The current bull market recently celebrated its third birthday. The S&P 500 hit a closing low of 800.73 on March 11, 2003 (it had actually gone even lower in October 2002). Yuo know, there’s nothing like a war to get a stock market moving. We’re up over 63.2% since then.
But like any three-year-old, this market is starting to get cranky. The S&P 500 has now gone up for six straight days. With an hour left of trading, it looks like the market will close lower.
The WSJ reports that analysts have been trimming back their earnings forecasts:

At the start of January, analysts, on average, predicted first-quarter profits would grow 12.6% at companies in the Standard & Poor’s 500-stock index. By Friday, that forecast had been cut to 11%. “We have definitely seen a dramatic pull-down” in analysts’ forecasting patterns as the bull market has worn on, says Thomson Financial research analyst David Dropsey. “It seems like every quarter it gets a little more back to normal.” Normal isn’t necessarily great. Bull markets usually are strongest when they are young, right after a bear market. Investor expectations are low then, and surpassing them is easier. The bull market tends to end, or at least pause, when expectations get well ahead of companies’ ability to deliver.
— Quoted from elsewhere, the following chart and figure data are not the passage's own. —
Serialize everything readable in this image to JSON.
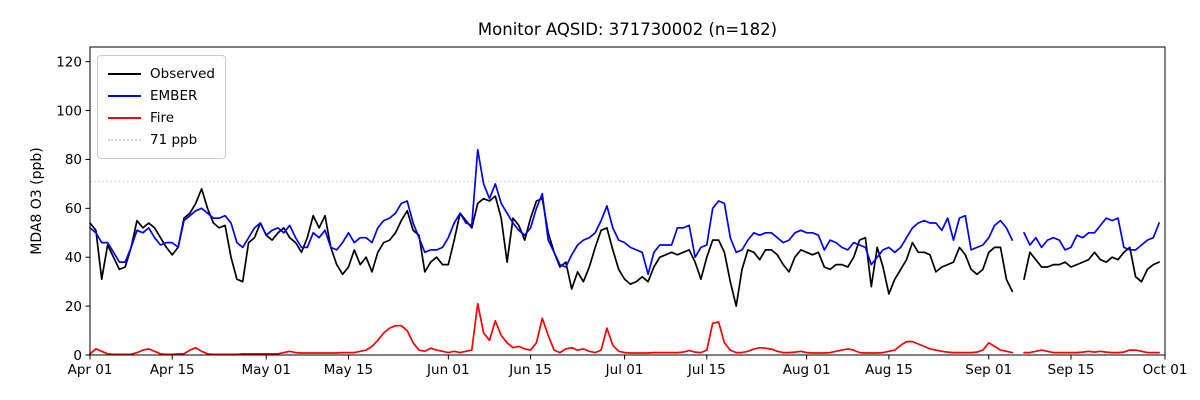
{
  "figure": {
    "title": "Monitor AQSID: 371730002 (n=182)",
    "ylabel": "MDA8 O3 (ppb)"
  },
  "legend": {
    "position": "upper left",
    "items": [
      {
        "label": "Observed",
        "color": "#000000",
        "style": "solid"
      },
      {
        "label": "EMBER",
        "color": "#0000ff",
        "style": "solid"
      },
      {
        "label": "Fire",
        "color": "#ff0000",
        "style": "solid"
      },
      {
        "label": "71 ppb",
        "color": "#d3d3d3",
        "style": "dotted"
      }
    ]
  },
  "chart_data": {
    "type": "line",
    "title": "Monitor AQSID: 371730002 (n=182)",
    "xlabel": "",
    "ylabel": "MDA8 O3 (ppb)",
    "ylim": [
      0,
      126
    ],
    "yticks": [
      0,
      20,
      40,
      60,
      80,
      100,
      120
    ],
    "ytick_labels": [
      "0",
      "20",
      "40",
      "60",
      "80",
      "100",
      "120"
    ],
    "x_is_daily_dates": true,
    "x_start_label": "Apr 01",
    "x_end_label": "Oct 01",
    "n_days": 183,
    "n_points": 182,
    "x_tick_days": [
      0,
      14,
      30,
      44,
      61,
      75,
      91,
      105,
      122,
      136,
      153,
      167,
      183
    ],
    "x_tick_labels": [
      "Apr 01",
      "Apr 15",
      "May 01",
      "May 15",
      "Jun 01",
      "Jun 15",
      "Jul 01",
      "Jul 15",
      "Aug 01",
      "Aug 15",
      "Sep 01",
      "Sep 15",
      "Oct 01"
    ],
    "grid": false,
    "legend_position": "upper left",
    "threshold": {
      "value": 71,
      "label": "71 ppb",
      "color": "#d3d3d3",
      "linestyle": "dotted"
    },
    "series": [
      {
        "name": "Observed",
        "color": "#000000",
        "values": [
          54,
          51,
          31,
          45,
          40,
          35,
          36,
          44,
          55,
          52,
          54,
          52,
          48,
          44,
          41,
          44,
          56,
          58,
          62,
          68,
          60,
          54,
          52,
          53,
          40,
          31,
          30,
          46,
          48,
          54,
          49,
          47,
          50,
          52,
          48,
          46,
          42,
          48,
          57,
          52,
          57,
          44,
          37,
          33,
          36,
          43,
          37,
          40,
          34,
          42,
          46,
          47,
          50,
          55,
          59,
          51,
          49,
          34,
          38,
          40,
          37,
          37,
          47,
          58,
          55,
          52,
          62,
          64,
          63,
          65,
          56,
          38,
          56,
          53,
          47,
          56,
          63,
          64,
          50,
          42,
          36,
          38,
          27,
          34,
          30,
          36,
          44,
          51,
          52,
          43,
          35,
          31,
          29,
          30,
          32,
          30,
          36,
          40,
          41,
          42,
          41,
          42,
          43,
          38,
          31,
          40,
          47,
          47,
          42,
          30,
          20,
          35,
          43,
          42,
          39,
          43,
          43,
          41,
          37,
          34,
          40,
          43,
          42,
          41,
          42,
          36,
          35,
          37,
          37,
          36,
          40,
          47,
          48,
          28,
          44,
          36,
          25,
          31,
          35,
          39,
          46,
          42,
          42,
          41,
          34,
          36,
          37,
          38,
          44,
          41,
          35,
          33,
          35,
          42,
          44,
          44,
          31,
          26,
          null,
          31,
          42,
          39,
          36,
          36,
          37,
          37,
          38,
          36,
          37,
          38,
          39,
          42,
          39,
          38,
          40,
          39,
          42,
          44,
          32,
          30,
          35,
          37,
          38
        ]
      },
      {
        "name": "EMBER",
        "color": "#0000ff",
        "values": [
          52,
          50,
          46,
          46,
          42,
          38,
          38,
          44,
          51,
          50,
          52,
          48,
          45,
          46,
          46,
          44,
          55,
          57,
          59,
          60,
          58,
          56,
          56,
          57,
          54,
          46,
          44,
          48,
          52,
          54,
          49,
          51,
          52,
          50,
          53,
          48,
          44,
          44,
          50,
          48,
          51,
          44,
          43,
          46,
          50,
          46,
          48,
          48,
          46,
          52,
          55,
          56,
          58,
          62,
          63,
          54,
          48,
          42,
          43,
          43,
          44,
          48,
          54,
          58,
          54,
          53,
          84,
          70,
          64,
          70,
          62,
          58,
          54,
          51,
          49,
          52,
          60,
          66,
          47,
          42,
          37,
          36,
          41,
          45,
          47,
          48,
          50,
          55,
          61,
          52,
          47,
          46,
          44,
          43,
          42,
          33,
          42,
          45,
          45,
          45,
          52,
          52,
          53,
          40,
          44,
          45,
          60,
          63,
          62,
          48,
          42,
          43,
          47,
          50,
          49,
          50,
          50,
          48,
          46,
          47,
          50,
          51,
          50,
          50,
          49,
          43,
          47,
          46,
          44,
          43,
          46,
          45,
          44,
          37,
          40,
          43,
          44,
          42,
          44,
          48,
          52,
          54,
          55,
          54,
          54,
          51,
          56,
          47,
          56,
          57,
          43,
          44,
          45,
          48,
          53,
          55,
          52,
          47,
          null,
          50,
          45,
          48,
          44,
          47,
          48,
          47,
          43,
          44,
          49,
          48,
          50,
          50,
          53,
          56,
          55,
          56,
          44,
          43,
          43,
          45,
          47,
          48,
          54
        ]
      },
      {
        "name": "Fire",
        "color": "#ff0000",
        "values": [
          0.5,
          2.5,
          1.5,
          0.5,
          0.3,
          0.3,
          0.3,
          0.3,
          1,
          2,
          2.5,
          1.5,
          0.5,
          0.3,
          0.3,
          0.5,
          0.5,
          2,
          3,
          1.5,
          0.5,
          0.3,
          0.3,
          0.3,
          0.3,
          0.3,
          0.5,
          0.5,
          0.5,
          0.5,
          0.5,
          0.5,
          0.5,
          1,
          1.5,
          1,
          0.8,
          0.8,
          0.8,
          0.8,
          0.8,
          0.8,
          0.8,
          1,
          1,
          1,
          1.5,
          2,
          3.5,
          6,
          9,
          11,
          12,
          12,
          10,
          5,
          2,
          1.5,
          2.8,
          2,
          1.5,
          1,
          1.5,
          1,
          1.5,
          2,
          21,
          9,
          6,
          14,
          8,
          5,
          3,
          3.5,
          2.5,
          2,
          5,
          15,
          8,
          2,
          1,
          2.5,
          3,
          2,
          2.5,
          1.5,
          1,
          2,
          11,
          4,
          1.5,
          1,
          0.8,
          0.8,
          0.8,
          0.8,
          1,
          1,
          1,
          1,
          1,
          1.2,
          1.8,
          1.2,
          1,
          2,
          13,
          13.5,
          5,
          2,
          1,
          1,
          1.5,
          2.4,
          3,
          2.8,
          2.4,
          1.5,
          1,
          1,
          1.2,
          1.5,
          1,
          0.8,
          0.8,
          0.8,
          1,
          1.5,
          2,
          2.5,
          2,
          1,
          0.8,
          0.8,
          0.8,
          1,
          1.5,
          2,
          4,
          5.5,
          5.5,
          4.5,
          3.5,
          2.5,
          2,
          1.5,
          1.2,
          1,
          1,
          1,
          1,
          1.2,
          2,
          5,
          3.5,
          2,
          1.5,
          1,
          null,
          1,
          1,
          1.5,
          2,
          1.5,
          1,
          1,
          1,
          1,
          1,
          1.2,
          1.5,
          1.2,
          1.5,
          1.2,
          1,
          1,
          1.2,
          2,
          2,
          1.5,
          1,
          1,
          1
        ]
      }
    ]
  }
}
The fact that analysts are cutting forecasts again doesn’t necessarily mean the bull market is in trouble. The amount of the estimate cuts still is below average. Thomson Financial has found analysts tend to cut forecasts by about three percentage points as a quarter wears on. Then companies have a way of beating the reduced expectations — by about three percentage points. Lately, the estimate cuts have been less than that.